Essa maneira de entender o processo sensoriomotor é a maneira pela qual esse processo costuma ser estudado nos livros. A experiência de trabalho e de vida de Bonnie a fez considerar que o ciclo, em verdade, é um pouco mais complexo (COHEN, 2015, p. 216- 217). Vivenciando o movimento, e ajudando os outros a vivenciá-lo, Bonnie identificou duas etapas que se situam entre a sexta fase (a interpretação perceptual da nossa consciência) e a primeira (recepção da informação). Para Bonnie, após a nossa interpretação e sentimentos referentes ao que aconteceu, ao invés do ciclo avançar para o novo input sensório, o ciclo avança para a fase das expectativas preconcebidas, e dela, para a fase do foco motor pré-sensório.

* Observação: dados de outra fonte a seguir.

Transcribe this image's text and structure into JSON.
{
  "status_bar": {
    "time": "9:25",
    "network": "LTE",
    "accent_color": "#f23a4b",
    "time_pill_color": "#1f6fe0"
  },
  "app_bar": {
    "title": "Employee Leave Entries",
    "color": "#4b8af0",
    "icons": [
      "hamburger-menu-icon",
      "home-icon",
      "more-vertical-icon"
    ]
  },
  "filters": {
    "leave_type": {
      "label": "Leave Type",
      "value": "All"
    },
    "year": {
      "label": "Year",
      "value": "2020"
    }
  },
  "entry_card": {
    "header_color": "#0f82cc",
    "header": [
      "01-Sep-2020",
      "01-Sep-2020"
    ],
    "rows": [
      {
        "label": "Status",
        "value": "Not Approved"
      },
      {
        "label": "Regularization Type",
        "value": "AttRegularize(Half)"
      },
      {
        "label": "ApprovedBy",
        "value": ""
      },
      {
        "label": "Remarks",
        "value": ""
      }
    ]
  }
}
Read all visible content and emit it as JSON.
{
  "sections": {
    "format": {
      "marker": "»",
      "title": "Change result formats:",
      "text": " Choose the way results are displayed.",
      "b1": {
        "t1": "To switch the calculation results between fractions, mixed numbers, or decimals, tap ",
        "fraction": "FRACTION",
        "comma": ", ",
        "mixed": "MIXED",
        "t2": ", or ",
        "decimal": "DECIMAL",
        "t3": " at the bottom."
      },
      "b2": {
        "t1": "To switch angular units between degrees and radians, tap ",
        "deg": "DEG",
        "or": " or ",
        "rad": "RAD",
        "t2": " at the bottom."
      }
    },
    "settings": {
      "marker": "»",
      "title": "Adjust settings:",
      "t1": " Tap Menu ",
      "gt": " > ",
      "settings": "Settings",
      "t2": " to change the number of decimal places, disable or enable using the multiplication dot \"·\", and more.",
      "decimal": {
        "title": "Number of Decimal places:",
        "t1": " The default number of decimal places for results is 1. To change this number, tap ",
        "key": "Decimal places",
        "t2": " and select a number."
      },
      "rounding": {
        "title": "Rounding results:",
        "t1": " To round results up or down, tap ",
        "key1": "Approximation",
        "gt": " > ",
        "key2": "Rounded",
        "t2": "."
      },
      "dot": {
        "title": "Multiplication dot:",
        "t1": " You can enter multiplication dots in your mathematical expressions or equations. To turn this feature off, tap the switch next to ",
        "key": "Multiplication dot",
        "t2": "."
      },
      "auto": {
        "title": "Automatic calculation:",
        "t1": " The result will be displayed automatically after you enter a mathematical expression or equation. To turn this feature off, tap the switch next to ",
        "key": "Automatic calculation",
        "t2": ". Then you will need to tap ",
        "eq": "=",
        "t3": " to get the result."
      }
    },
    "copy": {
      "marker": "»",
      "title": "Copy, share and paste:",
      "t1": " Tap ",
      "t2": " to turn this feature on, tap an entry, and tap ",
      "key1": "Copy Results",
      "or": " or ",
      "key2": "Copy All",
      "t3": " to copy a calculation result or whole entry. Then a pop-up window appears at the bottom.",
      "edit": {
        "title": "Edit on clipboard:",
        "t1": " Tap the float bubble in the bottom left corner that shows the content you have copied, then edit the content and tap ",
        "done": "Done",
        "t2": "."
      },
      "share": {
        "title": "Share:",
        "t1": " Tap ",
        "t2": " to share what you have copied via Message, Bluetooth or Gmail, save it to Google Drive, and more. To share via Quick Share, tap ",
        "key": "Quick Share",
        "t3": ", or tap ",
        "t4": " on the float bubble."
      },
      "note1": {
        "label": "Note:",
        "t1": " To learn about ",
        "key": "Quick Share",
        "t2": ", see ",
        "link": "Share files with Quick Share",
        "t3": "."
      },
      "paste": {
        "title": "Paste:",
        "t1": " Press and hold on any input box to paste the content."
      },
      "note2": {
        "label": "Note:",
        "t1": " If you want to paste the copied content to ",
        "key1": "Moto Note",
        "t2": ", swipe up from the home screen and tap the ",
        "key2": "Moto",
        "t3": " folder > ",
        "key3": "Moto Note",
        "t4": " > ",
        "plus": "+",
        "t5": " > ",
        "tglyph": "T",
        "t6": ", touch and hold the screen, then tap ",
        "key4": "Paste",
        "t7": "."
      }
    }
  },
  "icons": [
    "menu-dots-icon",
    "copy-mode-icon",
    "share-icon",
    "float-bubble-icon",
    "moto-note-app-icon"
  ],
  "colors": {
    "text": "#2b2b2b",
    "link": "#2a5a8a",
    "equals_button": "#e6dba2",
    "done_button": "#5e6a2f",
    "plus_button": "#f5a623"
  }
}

As expectativas preconcebidas dizem respeito ao que perceptivamente esperamos que vá acontecer "antes que alguma coisa tenha acontecido" (COHEN, 2014b, p. 12). É um momento baseado em nossas percepções prévias de experiências passadas. Após percebermos algo (nossa interpretação), a percepção cria expectativas futuras, projetando aquilo que motoricamente planeja que venha a acontecer no futuro. Em seguida, vem a fase do foco motor pré-sensório, a qual Bonnie considera "essencial para a expansão do nosso potencial de escolha" (COHEN, 2015, p. 216). Essa fase diz respeito à habilidade que temos de "direcionar ou focalizar os nossos órgãos do sentidos" (COHEN, 2015, p. 216); nossa habilidade motora de escolher quais aspectos iremos observar e absorver de um estímulo. Bonnie enfatiza que esse direcionar é um ato motor. Para ela, então, a percepção tem um componente motor.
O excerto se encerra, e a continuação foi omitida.